In contrast, the decacorn reported a net loss of INR 4,179.3 Cr in FY23, as per MCA filings.
A source told Reuters that reduced marketing spends and employee costs are expected to help the company slash its net loss for the full year ending March 2024.
As per the report, the Bengaluru-based startup also clocked a revenue of $1.02 Bn (around INR 8,505 Cr as per current exchange rates) during April-December 2023. The startup’s operating revenue stood at INR 8,264.4 Cr in the entirety of FY23.
This is more or less in line with Inc42’s recent report that said that the Invesco-backed company was well on track to report close to INR 10,000 Cr in revenue for FY24 on the back of surge in Instamart orders, levy of platform fees and growing traction for its dining out business.
Sources then told Inc42 that Swiggy’s revenue stood at INR 4,735 Cr in H1 FY24 from just the food delivery and quick commerce vertical Instamart.
The latest report follows a year of massive restructuring exercise at Swiggy, which included mass layoffs, reduction in spending, and streamlining of operations to reduce cash burn.

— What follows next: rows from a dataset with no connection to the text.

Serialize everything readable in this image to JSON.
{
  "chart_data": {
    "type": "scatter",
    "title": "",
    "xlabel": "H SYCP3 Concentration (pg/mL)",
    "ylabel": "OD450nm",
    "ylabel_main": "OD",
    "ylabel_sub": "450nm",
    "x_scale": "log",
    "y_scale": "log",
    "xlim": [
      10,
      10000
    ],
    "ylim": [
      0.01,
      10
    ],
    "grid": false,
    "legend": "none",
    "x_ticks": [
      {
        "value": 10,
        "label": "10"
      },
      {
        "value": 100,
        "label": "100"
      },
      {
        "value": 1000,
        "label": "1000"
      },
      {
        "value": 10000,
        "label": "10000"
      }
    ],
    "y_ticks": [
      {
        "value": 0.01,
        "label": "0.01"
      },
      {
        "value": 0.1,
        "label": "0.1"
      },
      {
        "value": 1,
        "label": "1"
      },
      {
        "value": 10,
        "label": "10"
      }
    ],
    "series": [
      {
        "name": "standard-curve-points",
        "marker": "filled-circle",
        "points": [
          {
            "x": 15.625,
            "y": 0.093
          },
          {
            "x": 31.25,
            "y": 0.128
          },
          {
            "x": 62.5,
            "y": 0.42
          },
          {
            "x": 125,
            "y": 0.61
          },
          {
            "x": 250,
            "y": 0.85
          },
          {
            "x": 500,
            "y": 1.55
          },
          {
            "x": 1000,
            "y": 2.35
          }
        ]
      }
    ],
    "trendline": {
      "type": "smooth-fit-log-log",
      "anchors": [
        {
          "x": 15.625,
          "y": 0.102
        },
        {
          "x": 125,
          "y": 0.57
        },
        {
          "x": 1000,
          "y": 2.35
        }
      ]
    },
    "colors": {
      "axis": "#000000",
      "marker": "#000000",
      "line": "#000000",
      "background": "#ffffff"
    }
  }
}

Be it the partnership with IRCTC to deliver pre-ordered meals to train passengers or merging its premium grocery vertical InsanelyGood with Instamart, the startup has taken a number of steps to boost revenue and curb its losses.
The development also comes at a time when the company is preparing for its mega $1 Bn public listing later this year.
Meanwhile, Swiggy has worked to increase its daily orders while introducing platform fees (which is currently between INR 3 to INR 4 per order) to create alternate revenue streams and spruce up the top line.
The push for profitability comes at a time when a growing number of new-age tech companies have turned profitable amid the ongoing funding winter and adverse macroeconomic conditions.
On top of that, profitability is a crucial piece of puzzle for Swiggy to solve as it looks to debut on the bourses, joining the likes of Ola Electric, MobiKwik, Digit, FirstCry, and ixigo who are also vying for their IPOs in 2024.
In the middle of all this, the foodtech major is also witnessing some silver lining. Its investor, US-based asset management firm Baron Capital Group, marked up the valuation of the startup on its books to $12.16 Bn at the end of December 2023.
Swiggy was last pegged at $10.7 Bn during the last fundraise in 2022.
It is pertinent to note that its listed competitor Zomato has emerged as a favourite of investors. Unlike Swiggy, the Delhi NCR-based startup posted profits in all three quarters of the ongoing fiscal year.
Zomato’s net profit stood at INR 176 Cr in the first nine months of FY24. As a result, its shares have surged over 200% in the past 12 months.